Outro risco ignorado é o uso indevido de dados sensíveis. “Boa parte das ferramentas populares coleta os dados fornecidos para treinar seus próprios modelos. Se você compartilha um dado sigiloso, ele pode ser reproduzido em outro contexto, mesmo que não intencionalmente”. Por isso, é necessário entender os termos de uso e buscar alternativas seguras, como soluções locais, privadas ou com controle sobre o uso e descarte de dados.

A adoção da IA também exige decisões sobre investimento. “Há quatro modelos possíveis: desenvolvimento interno, parceria com consultorias para transferência de conhecimento, contratação sob demanda ou uso de soluções SaaS. Todos são viáveis, desde que a decisão seja estratégica”, alerta Del Rey.

Governança e ética

A palestrante, especialista em aplicações de IA para Growth e autora do livro Além do hype: implementando IA com propósito e impacto, Victoria Luz, vem acompanhando os desafios que as PMEs enfrentam na adoção responsável de inteligência artificial. Para ela, os riscos éticos e jurídicos representam uma das maiores preocupações para as organizações.

O viés algorítmico, por exemplo, é um desafio grave, considerando que pequenas empresas frequentemente trabalham com conjuntos de dados limitados. “Quando um algoritmo é treinado com dados que refletem preconceitos históricos ou têm representação insuficiente de determinados grupos, pode perpetuar ou amplificar discriminações”, detalha. Para as empresas, essa situação pode resultar em processos judiciais e multas.

O crescente uso de ferramentas de IA traz ainda a preocupação com a privacidade dos dados. “Muitas PMEs utilizam plataformas de terceiros sem compreender completamente como seus dados e os de seus clientes estão sendo tratados”, observa a autora.

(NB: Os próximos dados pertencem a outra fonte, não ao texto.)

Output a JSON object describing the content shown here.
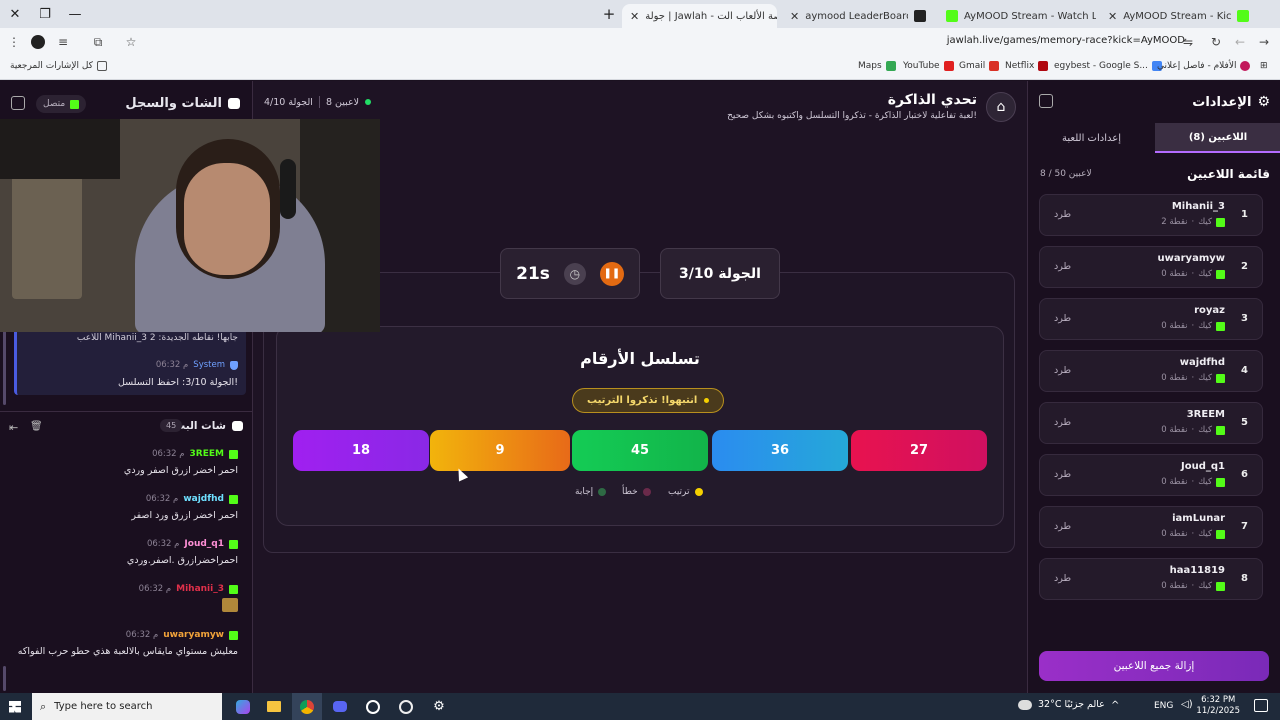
{
  "browser": {
    "tabs": [
      {
        "label": "جولة | Jawlah - منصة الألعاب الت",
        "active": true
      },
      {
        "label": "aymood LeaderBoard | The be",
        "active": false
      },
      {
        "label": "AyMOOD Stream - Watch Live",
        "active": false
      },
      {
        "label": "AyMOOD Stream - Kick Dashb",
        "active": false
      }
    ],
    "url": "jawlah.live/games/memory-race?kick=AyMOOD",
    "bookmarks": {
      "all_bookmarks": "كل الإشارات المرجعية",
      "items": [
        "Maps",
        "YouTube",
        "Gmail",
        "Netflix",
        "egybest - Google S...",
        "الأفلام - فاصل إعلاني"
      ]
    }
  },
  "chat_panel": {
    "title": "الشات والسجل",
    "status": "متصل",
    "round_info": "الجولة 4/10",
    "players_count": "8 لاعبين",
    "log": [
      {
        "text": "اللاعب Mihanii_3 جابها! نقاطه الجديدة: 2"
      },
      {
        "user": "System",
        "time": "06:32 م",
        "text": "الجولة 3/10: احفظ التسلسل!"
      }
    ],
    "stream_chat_title": "شات البث",
    "stream_chat_count": "45",
    "messages": [
      {
        "user": "3REEM",
        "time": "06:32 م",
        "text": "احمر اخضر ازرق اصفر وردي",
        "color": "#53fc18"
      },
      {
        "user": "wajdfhd",
        "time": "06:32 م",
        "text": "احمر اخضر ازرق ورد اصفر",
        "color": "#6fe0ff"
      },
      {
        "user": "Joud_q1",
        "time": "06:32 م",
        "text": "احمراخضرازرق .اصفر.وردي",
        "color": "#ff8fd6"
      },
      {
        "user": "Mihanii_3",
        "time": "06:32 م",
        "text": "",
        "color": "#e0304a"
      },
      {
        "user": "uwaryamyw",
        "time": "06:32 م",
        "text": "معليش مستواي مايقاس بالالعبة هذي حطو حرب الفواكه",
        "color": "#f2a33a"
      }
    ]
  },
  "game": {
    "title": "تحدي الذاكرة",
    "subtitle": "لعبة تفاعلية لاختبار الذاكرة - تذكروا التسلسل واكتبوه بشكل صحيح!",
    "timer": "21s",
    "round": "الجولة 3/10",
    "sequence_title": "تسلسل الأرقام",
    "hint": "انتبهوا! تذكروا الترتيب",
    "numbers": [
      {
        "value": "27",
        "color": "#e8124f"
      },
      {
        "value": "36",
        "color": "#2b8cf0"
      },
      {
        "value": "45",
        "color": "#14cc55"
      },
      {
        "value": "9",
        "color": "#f0a20c"
      },
      {
        "value": "18",
        "color": "#a020f0"
      }
    ],
    "legend": [
      {
        "label": "ترتيب",
        "color": "#f5d000"
      },
      {
        "label": "خطأ",
        "color": "#6a2a4a"
      },
      {
        "label": "إجابة",
        "color": "#2e6a44"
      }
    ]
  },
  "settings": {
    "title": "الإعدادات",
    "tab_players": "اللاعبين (8)",
    "tab_game_settings": "إعدادات اللعبة",
    "players_list_title": "قائمة اللاعبين",
    "players_capacity": "8 / 50 لاعبين",
    "kick_label": "طرد",
    "players": [
      {
        "rank": "1",
        "name": "Mihanii_3",
        "platform": "كيك",
        "points": "2 نقطة"
      },
      {
        "rank": "2",
        "name": "uwaryamyw",
        "platform": "كيك",
        "points": "0 نقطة"
      },
      {
        "rank": "3",
        "name": "royaz",
        "platform": "كيك",
        "points": "0 نقطة"
      },
      {
        "rank": "4",
        "name": "wajdfhd",
        "platform": "كيك",
        "points": "0 نقطة"
      },
      {
        "rank": "5",
        "name": "3REEM",
        "platform": "كيك",
        "points": "0 نقطة"
      },
      {
        "rank": "6",
        "name": "Joud_q1",
        "platform": "كيك",
        "points": "0 نقطة"
      },
      {
        "rank": "7",
        "name": "iamLunar",
        "platform": "كيك",
        "points": "0 نقطة"
      },
      {
        "rank": "8",
        "name": "haa11819",
        "platform": "كيك",
        "points": "0 نقطة"
      }
    ],
    "remove_all": "إزالة جميع اللاعبين"
  },
  "taskbar": {
    "search_placeholder": "Type here to search",
    "weather": "32°C عالم جزئيًا",
    "language": "ENG",
    "time": "6:32 PM",
    "date": "11/2/2025"
  }
}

“A falta de transparência nas decisões automatizadas é particularmente problemática quando sistemas de IA operam como caixas pretas”, acrescenta. “Para uma PME, isso significa não conseguir explicar aos clientes por que determinada decisão foi tomada, comprometendo a confiança e potencialmente violando regulamentações que exigem explicabilidade”.

Apesar desses pontos, Luz reitera que a tecnologia gera resultados. “Pesquisas indicam que empresas que investem em IA e automação têm 30% mais chances de aumentar suas eficiências operacionais, mas este benefício deve ser balanceado com responsabilidade social”.

O segredo está em associar a adoção à tecnologia aos diferenciais competitivos. “PMEs que adotam práticas éticas desde o início constroem confiança com clientes, atraem parceiros alinhados em valores, e se antecipam a regulamentações futuras”, aponta.

Boas práticas na adoção de IA generativa

Ao adotar a inteligência artificial (IA), é preciso olhar para os próximos passos. Na visão da autora Victoria Luz, o futuro virá acompanhado da necessidade de diferenciação e isso não diz respeito apenas à tecnologia.

A forma responsável como ela é utilizada será determinante para construir marcas sólidas, resilientes e competitivas. “Comecem pequeno, mas comecem certo. É melhor implementar uma solução simples de forma ética e transparente do que uma solução sofisticada que comprometa valores fundamentais”, ensina.

Como transformar a IA em diferencial competitivo

1. Institua supervisão humana em decisões críticas, modelo conhecido como “human-in-the-loop”.
2. Evite o viés algorítmico, realizando testes regulares de viés e impacto.
3. Estabeleça métricas que incluam não apenas eficiência, mas também equidade e transparência.
4. Crie processos de feedback contínuo com stakeholders.